The decision of the BGH annuls the judgment of the OLG. The BGH Senate is convinced that the plaintiff's legally protected interests do not outweigh Yelp's legitimate interests. The rating of reviews made on Yelp in "recommended" and "not recommended" is protected by the freedom of profession and freedom of expression. "A trader has to accept criticism of his performance and the public discussion of criticism," said the presiding judge Stephan Seiters.

Favorability assessments and counterfeits should be sorted out

Users can rate restaurants, service providers and shops on Yelp. You can assign one star to five stars, and you can also write a text. However, not all assessments are included in the overall assessment. Automated software identifies the "recommended reviews" that Yelp considers particularly helpful or authentic. According to Yelp, the selection criteria include, for example, the quality, trustworthiness and previous activity of the user. The filter is supposed to sort out compliments and fakes. But posts by users who are not well known and therefore not recommended are also sorted out.

"My studios suffer from it," said plaintiff Holland last November. "And I don't let my good work and my life's work be ruined either. They don't know their own algorithm," she said at the negotiation.

Yelp said an average of three quarters of all reviews would be rated as recommended. At Holland, however, one of their studios was awarded 2.5 stars in February 2014 based on only two reviews. 74 mostly very positive contributions were disregarded. Usually she would have 4 to 4.5 stars in every studio, Holland said. Posts that Yelp does not recommend can still be read. To do this, users must scroll to the page under and click a link there.

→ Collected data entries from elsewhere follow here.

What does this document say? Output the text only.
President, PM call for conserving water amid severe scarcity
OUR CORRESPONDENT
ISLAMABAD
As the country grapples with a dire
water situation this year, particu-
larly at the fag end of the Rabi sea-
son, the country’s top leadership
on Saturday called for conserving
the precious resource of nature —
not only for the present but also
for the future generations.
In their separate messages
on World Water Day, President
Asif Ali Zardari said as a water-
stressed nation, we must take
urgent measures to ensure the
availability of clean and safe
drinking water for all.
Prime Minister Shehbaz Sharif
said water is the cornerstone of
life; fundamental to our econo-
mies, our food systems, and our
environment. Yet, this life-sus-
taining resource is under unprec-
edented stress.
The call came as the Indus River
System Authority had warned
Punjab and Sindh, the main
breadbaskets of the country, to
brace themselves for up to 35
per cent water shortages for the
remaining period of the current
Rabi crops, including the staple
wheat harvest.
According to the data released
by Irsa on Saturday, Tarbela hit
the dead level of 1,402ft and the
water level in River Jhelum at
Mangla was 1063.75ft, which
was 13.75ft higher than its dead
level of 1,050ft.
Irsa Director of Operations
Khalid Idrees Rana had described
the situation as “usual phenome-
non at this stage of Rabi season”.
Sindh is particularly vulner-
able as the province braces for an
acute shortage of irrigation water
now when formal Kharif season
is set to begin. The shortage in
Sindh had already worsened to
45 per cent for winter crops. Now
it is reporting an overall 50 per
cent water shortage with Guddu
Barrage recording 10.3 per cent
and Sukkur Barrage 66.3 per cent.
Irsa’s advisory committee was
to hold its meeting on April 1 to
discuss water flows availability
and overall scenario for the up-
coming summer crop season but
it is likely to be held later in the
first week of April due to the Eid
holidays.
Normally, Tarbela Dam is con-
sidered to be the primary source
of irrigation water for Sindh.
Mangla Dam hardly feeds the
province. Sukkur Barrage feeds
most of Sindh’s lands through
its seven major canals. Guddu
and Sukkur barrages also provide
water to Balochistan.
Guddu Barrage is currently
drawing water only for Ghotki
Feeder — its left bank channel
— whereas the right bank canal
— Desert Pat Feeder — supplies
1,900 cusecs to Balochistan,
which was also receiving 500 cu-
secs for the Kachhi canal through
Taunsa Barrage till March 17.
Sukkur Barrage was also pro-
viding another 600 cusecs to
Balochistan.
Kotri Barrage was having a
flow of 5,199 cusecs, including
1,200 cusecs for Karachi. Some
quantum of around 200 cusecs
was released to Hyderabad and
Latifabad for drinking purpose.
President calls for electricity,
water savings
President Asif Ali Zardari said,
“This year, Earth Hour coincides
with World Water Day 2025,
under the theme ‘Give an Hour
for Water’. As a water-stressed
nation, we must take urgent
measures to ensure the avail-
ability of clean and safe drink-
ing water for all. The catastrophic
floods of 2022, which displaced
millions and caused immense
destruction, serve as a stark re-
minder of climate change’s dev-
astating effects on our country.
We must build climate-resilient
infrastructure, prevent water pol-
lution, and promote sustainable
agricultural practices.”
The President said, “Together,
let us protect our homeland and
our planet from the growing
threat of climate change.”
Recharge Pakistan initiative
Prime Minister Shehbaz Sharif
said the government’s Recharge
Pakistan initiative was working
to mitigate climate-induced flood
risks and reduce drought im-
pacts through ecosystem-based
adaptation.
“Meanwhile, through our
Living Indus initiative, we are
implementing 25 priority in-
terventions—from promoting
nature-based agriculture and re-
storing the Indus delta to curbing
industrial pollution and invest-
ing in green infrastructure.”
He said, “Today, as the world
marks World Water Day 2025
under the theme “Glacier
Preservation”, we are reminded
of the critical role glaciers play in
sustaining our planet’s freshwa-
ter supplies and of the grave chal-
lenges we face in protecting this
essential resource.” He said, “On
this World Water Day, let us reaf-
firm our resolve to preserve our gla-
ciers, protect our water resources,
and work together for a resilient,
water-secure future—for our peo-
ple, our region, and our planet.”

According to Yelp lawyer Stephan Zimprich, other offerings also do the same. It is important that there is a mechanism that separates the good from the bad. "Otherwise, the consumer would be vulnerable to manipulation on the Internet." Yelp makes few of the criteria by which "recommended reviews" are selected public. According to Zimperich, there would be no other way. "If I know how to filter, I can ensure that even manipulated posts are manipulated in such a way that they get through the filter."